While Dick suggested policing priorities should be led by the public interest, the coalition held up an example from Nottinghamshire: police there have reported misogyny as an official hate crime since 2016, and 87% of people thought the policy change was a “good idea.”
If that policy was rolled out nationally, campaigners said, it would reassure women that they are protected by law in an equal vein to race, sexual orientation, and disability — and force the criminal justice system to take complaints of misogyny seriously.
Very happy to support this important initiative. Recognising hate crime against women is a crucial first step to tackling it properly. Pressure on resources must never be an excuse to turn away from victims. https://t.co/6cdiyyGktN— Jacqui Smith (@Jacqui_Smith1) January 14, 2019
In 2018, there was renewed pressure to make misogyny a hate crime in parliament too.
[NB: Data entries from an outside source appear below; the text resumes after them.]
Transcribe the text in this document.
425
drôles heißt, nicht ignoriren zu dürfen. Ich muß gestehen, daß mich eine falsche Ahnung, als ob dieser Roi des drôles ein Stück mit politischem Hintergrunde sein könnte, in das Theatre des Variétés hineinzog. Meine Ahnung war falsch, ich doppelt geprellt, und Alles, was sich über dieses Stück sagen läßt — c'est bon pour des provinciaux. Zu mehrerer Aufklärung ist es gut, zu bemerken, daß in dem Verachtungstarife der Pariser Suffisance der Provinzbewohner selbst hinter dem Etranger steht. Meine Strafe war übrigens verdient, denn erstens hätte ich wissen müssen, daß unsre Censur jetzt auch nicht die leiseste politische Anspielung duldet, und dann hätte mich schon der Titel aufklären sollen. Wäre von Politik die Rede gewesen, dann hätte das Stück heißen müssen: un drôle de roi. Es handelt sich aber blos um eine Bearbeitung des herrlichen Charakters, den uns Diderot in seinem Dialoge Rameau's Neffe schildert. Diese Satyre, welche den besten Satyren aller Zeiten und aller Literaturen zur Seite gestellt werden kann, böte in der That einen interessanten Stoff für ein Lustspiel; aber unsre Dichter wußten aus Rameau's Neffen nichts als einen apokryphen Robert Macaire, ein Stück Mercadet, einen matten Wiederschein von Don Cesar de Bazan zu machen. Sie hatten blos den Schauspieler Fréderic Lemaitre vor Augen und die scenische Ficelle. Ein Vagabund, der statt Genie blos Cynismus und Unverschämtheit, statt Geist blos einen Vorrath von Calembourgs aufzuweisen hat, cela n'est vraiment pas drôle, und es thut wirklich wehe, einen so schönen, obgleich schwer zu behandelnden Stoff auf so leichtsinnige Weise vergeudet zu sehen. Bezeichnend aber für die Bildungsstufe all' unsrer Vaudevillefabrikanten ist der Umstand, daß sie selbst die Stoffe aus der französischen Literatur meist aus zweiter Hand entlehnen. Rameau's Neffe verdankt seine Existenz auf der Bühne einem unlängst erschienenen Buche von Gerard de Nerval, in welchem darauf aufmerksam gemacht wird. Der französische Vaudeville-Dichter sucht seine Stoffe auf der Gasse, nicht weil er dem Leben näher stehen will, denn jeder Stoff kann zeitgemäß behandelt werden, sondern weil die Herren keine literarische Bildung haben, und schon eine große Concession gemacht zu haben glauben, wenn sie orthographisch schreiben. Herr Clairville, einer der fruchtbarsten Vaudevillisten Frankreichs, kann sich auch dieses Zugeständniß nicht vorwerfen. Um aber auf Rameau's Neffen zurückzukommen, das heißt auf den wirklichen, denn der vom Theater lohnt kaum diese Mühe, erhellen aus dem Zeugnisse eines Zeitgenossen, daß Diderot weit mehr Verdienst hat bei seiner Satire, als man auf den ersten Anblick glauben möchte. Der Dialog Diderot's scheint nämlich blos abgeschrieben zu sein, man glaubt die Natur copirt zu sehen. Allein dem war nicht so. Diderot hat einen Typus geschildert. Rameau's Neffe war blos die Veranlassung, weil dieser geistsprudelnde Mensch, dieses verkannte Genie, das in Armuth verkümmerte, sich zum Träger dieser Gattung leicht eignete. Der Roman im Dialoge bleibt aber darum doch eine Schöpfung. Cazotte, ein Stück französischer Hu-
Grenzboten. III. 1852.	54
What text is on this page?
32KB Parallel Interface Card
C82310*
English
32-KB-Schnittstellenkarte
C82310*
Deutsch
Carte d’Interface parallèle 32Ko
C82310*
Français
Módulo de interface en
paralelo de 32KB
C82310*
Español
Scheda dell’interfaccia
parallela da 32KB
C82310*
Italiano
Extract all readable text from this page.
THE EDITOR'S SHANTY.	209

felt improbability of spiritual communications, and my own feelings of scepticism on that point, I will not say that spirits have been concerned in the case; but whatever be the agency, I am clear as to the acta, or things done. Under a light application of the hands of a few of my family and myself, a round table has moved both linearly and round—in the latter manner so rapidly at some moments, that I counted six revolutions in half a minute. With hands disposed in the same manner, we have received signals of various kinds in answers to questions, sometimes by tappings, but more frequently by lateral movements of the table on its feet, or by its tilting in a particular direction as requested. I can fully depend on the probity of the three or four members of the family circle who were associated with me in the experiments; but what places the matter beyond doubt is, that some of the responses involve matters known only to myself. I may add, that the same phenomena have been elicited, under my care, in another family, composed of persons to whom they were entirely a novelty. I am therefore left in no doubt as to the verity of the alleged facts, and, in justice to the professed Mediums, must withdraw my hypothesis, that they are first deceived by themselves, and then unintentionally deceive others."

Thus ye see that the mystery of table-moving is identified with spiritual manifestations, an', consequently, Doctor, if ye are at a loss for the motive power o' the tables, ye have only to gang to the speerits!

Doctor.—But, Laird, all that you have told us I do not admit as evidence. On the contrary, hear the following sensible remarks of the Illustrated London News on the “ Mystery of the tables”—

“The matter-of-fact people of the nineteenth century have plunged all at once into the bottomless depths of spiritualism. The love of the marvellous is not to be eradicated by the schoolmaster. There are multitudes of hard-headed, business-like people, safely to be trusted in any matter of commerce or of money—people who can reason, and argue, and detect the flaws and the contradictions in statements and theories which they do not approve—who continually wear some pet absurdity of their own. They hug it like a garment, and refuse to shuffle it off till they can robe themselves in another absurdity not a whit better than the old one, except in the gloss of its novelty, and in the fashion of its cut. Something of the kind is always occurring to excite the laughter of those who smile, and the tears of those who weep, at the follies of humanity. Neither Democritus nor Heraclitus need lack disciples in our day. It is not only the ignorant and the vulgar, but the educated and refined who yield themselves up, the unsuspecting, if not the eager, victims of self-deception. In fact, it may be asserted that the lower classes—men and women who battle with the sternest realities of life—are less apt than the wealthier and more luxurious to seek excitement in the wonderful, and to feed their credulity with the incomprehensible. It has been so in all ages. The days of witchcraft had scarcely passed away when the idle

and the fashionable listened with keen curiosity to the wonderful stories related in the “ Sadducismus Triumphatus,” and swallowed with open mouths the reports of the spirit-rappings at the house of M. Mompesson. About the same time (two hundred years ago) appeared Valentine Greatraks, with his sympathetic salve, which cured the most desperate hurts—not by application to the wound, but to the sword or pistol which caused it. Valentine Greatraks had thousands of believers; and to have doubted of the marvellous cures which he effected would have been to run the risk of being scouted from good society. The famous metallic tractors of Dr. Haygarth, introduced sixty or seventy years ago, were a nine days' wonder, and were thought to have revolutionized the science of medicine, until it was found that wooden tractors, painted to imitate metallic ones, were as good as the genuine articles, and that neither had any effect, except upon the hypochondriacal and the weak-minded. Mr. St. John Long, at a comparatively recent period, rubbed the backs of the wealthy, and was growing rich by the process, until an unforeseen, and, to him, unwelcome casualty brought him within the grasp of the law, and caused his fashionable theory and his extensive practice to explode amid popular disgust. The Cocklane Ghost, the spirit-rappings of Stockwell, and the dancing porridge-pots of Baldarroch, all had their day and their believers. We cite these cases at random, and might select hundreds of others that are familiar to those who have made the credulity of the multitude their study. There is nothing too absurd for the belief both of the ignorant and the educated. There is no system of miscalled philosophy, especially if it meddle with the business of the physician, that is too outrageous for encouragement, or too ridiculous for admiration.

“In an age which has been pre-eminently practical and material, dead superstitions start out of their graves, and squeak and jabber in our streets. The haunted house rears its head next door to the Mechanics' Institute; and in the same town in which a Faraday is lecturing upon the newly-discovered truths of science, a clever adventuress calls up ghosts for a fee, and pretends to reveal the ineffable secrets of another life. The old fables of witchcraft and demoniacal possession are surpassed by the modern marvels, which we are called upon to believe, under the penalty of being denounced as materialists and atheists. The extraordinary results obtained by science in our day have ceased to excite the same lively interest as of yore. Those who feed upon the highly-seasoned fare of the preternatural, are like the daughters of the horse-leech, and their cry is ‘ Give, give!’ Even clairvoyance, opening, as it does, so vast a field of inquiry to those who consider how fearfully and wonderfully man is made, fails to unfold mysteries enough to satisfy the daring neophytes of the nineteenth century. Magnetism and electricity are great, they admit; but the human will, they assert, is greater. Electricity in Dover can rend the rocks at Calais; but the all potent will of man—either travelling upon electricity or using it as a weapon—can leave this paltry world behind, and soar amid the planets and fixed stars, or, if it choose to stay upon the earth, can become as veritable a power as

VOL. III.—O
It began with something called the Voyeurism (Offences) Bill. The legislation was initially put forward to make “upskirting” — the practice of taking photos up women’s skirts or down their tops — illegal.
Then Labour MP Stella Creasy suggested an amendment that would increase the sentences for those convicted of hate crimes against women if misogyny was an aggravating factor.
Although the amendment was voted down, a review into existing hate crime laws has been promised.